Cookies Of Entitlement Crumble Easier

, , , , | Right | May 7, 2019

(I work in a café as a barista. The café is a chain, but my store is just a small kiosk inside a grocery store. Almost all of our customers are people who just stop to get a coffee while getting their groceries, so we don’t get very busy. Most days I work the evening shift alone as I only get a handful of customers per hour and there is no need to have anyone else there with me. This means I have to work the till and the espresso machine myself. I am working one night when a regular customer comes in with his grocery shopping and orders multiple drinks to take home to his family. I ring him up, give him his change, and walk over to the espresso machine to start making his drinks. Another customer with a stroller walks up to the till. I smile at her.)

Me: “Hi there. I’ll be with you in just a few minutes; I’m working alone tonight.”

Customer: “I’ll have a cookie.”

Me: “No problem, ma’am. I just need to finish off the drinks I’m making for this customer, and then I’ll be right with you.”

(She immediately starts huffing and tapping her nails on the counter, making a big show of the fact that she has to wait. I’m trying to avoid looking at her but I finally do have to look over to make sure no one else is waiting behind her. As soon as she sees me look in her direction, she tries to get my attention.)

Customer: “I’ll have a cookie, please!”

Me: “I’ll be able to get your cookie in a moment, just as soon as I’m done making these drinks.”
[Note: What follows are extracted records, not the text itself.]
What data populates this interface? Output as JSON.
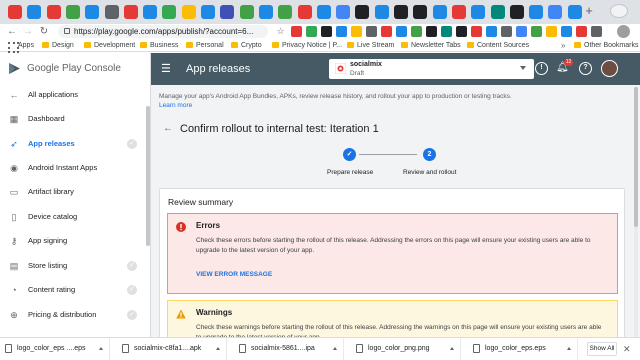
{
  "browser": {
    "url": "https://play.google.com/apps/publish/?account=6...",
    "new_tab_symbol": "+",
    "tab_colors": [
      "#e53935",
      "#1e88e5",
      "#e53935",
      "#43a047",
      "#1e88e5",
      "#5f6368",
      "#e53935",
      "#1e88e5",
      "#34a853",
      "#fbbc04",
      "#1e88e5",
      "#3f51b5",
      "#43a047",
      "#1e88e5",
      "#43a047",
      "#e53935",
      "#1e88e5",
      "#4285f4",
      "#202124",
      "#1e88e5",
      "#202124",
      "#202124",
      "#1e88e5",
      "#e53935",
      "#1e88e5",
      "#00897b",
      "#202124",
      "#1e88e5",
      "#4285f4",
      "#1e88e5"
    ],
    "bookmarks": {
      "apps": "Apps",
      "design": "Design",
      "development": "Development",
      "business": "Business",
      "personal": "Personal",
      "crypto": "Crypto",
      "privacy": "Privacy Notice | P...",
      "livestream": "Live Stream",
      "newsletter": "Newsletter Tabs",
      "content": "Content Sources",
      "other": "Other Bookmarks",
      "more": "»"
    }
  },
  "console": {
    "brand": "Google Play Console",
    "header_title": "App releases",
    "app_name": "socialmix",
    "app_status": "Draft",
    "notification_count": "12",
    "help_symbol": "?",
    "info_symbol": "!",
    "sidebar": {
      "all_apps": "All applications",
      "dashboard": "Dashboard",
      "app_releases": "App releases",
      "instant_apps": "Android Instant Apps",
      "artifact_library": "Artifact library",
      "device_catalog": "Device catalog",
      "app_signing": "App signing",
      "store_listing": "Store listing",
      "content_rating": "Content rating",
      "pricing": "Pricing & distribution"
    }
  },
  "main": {
    "description": "Manage your app's Android App Bundles, APKs, review release history, and rollout your app to production or testing tracks.",
    "learn_more": "Learn more",
    "page_title": "Confirm rollout to internal test: Iteration 1",
    "steps": {
      "step1_mark": "✓",
      "step1_label": "Prepare release",
      "step2_mark": "2",
      "step2_label": "Review and rollout"
    },
    "review_summary": "Review summary",
    "errors": {
      "title": "Errors",
      "body": "Check these errors before starting the rollout of this release. Addressing the errors on this page will ensure your existing users are able to upgrade to the latest version of your app.",
      "link": "VIEW ERROR MESSAGE"
    },
    "warnings": {
      "title": "Warnings",
      "body": "Check these warnings before starting the rollout of this release. Addressing the warnings on this page will ensure your existing users are able to upgrade to the latest version of your app."
    }
  },
  "downloads": {
    "files": [
      "logo_color_eps ....eps",
      "socialmix-c8fa1....apk",
      "socialmix-5861....ipa",
      "logo_color_png.png",
      "logo_color_eps.eps"
    ],
    "show_all": "Show All",
    "close": "✕"
  },
  "colors": {
    "header": "#455a64",
    "accent": "#1a73e8",
    "error_bg": "#fce8e6",
    "warning_bg": "#fef7e0"
  }
}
(By this time, all the espresso is done brewing and I’m just adding the steamed milk and toppings to the drinks. I probably would be another two minutes, but she carries on.)

Customer: “This is ridiculous! I want my cookie now! Why can’t you stop making the drinks and come sell me a cookie?”

Me: “I’m sorry, ma’am, but it’s company policy that when only one person is working, we need to finish each order before taking a new one. Otherwise, if I got busy, I could end up standing at the till taking orders forever with no one to make them. It’s the way my manager wants things done, and it’s my job to listen.”

Customer: *starts yelling and swearing* “I’ll be talking to your manager about how rude and lazy you are! My son wants a cookie and we want it now!

(Her son starts to cry because her yelling has woken him up.)

Customer: “See?! You’ve upset him! My little boy has waited all day for his chocolate chip cookie and now you’re telling me he can’t have one!”

Me: “Ma’am, I never said he can’t have one—“

Customer: “Forget it! I’m calling your manager and I’m having you fired!”

(She stormed off in a huff and I handed the now-finished drinks to my first customer, who said something about being sorry I have to deal with people like that. I made a note in our communication binder about what happened in case she does complain to corporate about me, but she didn’t. Thankfully, I never saw her again.)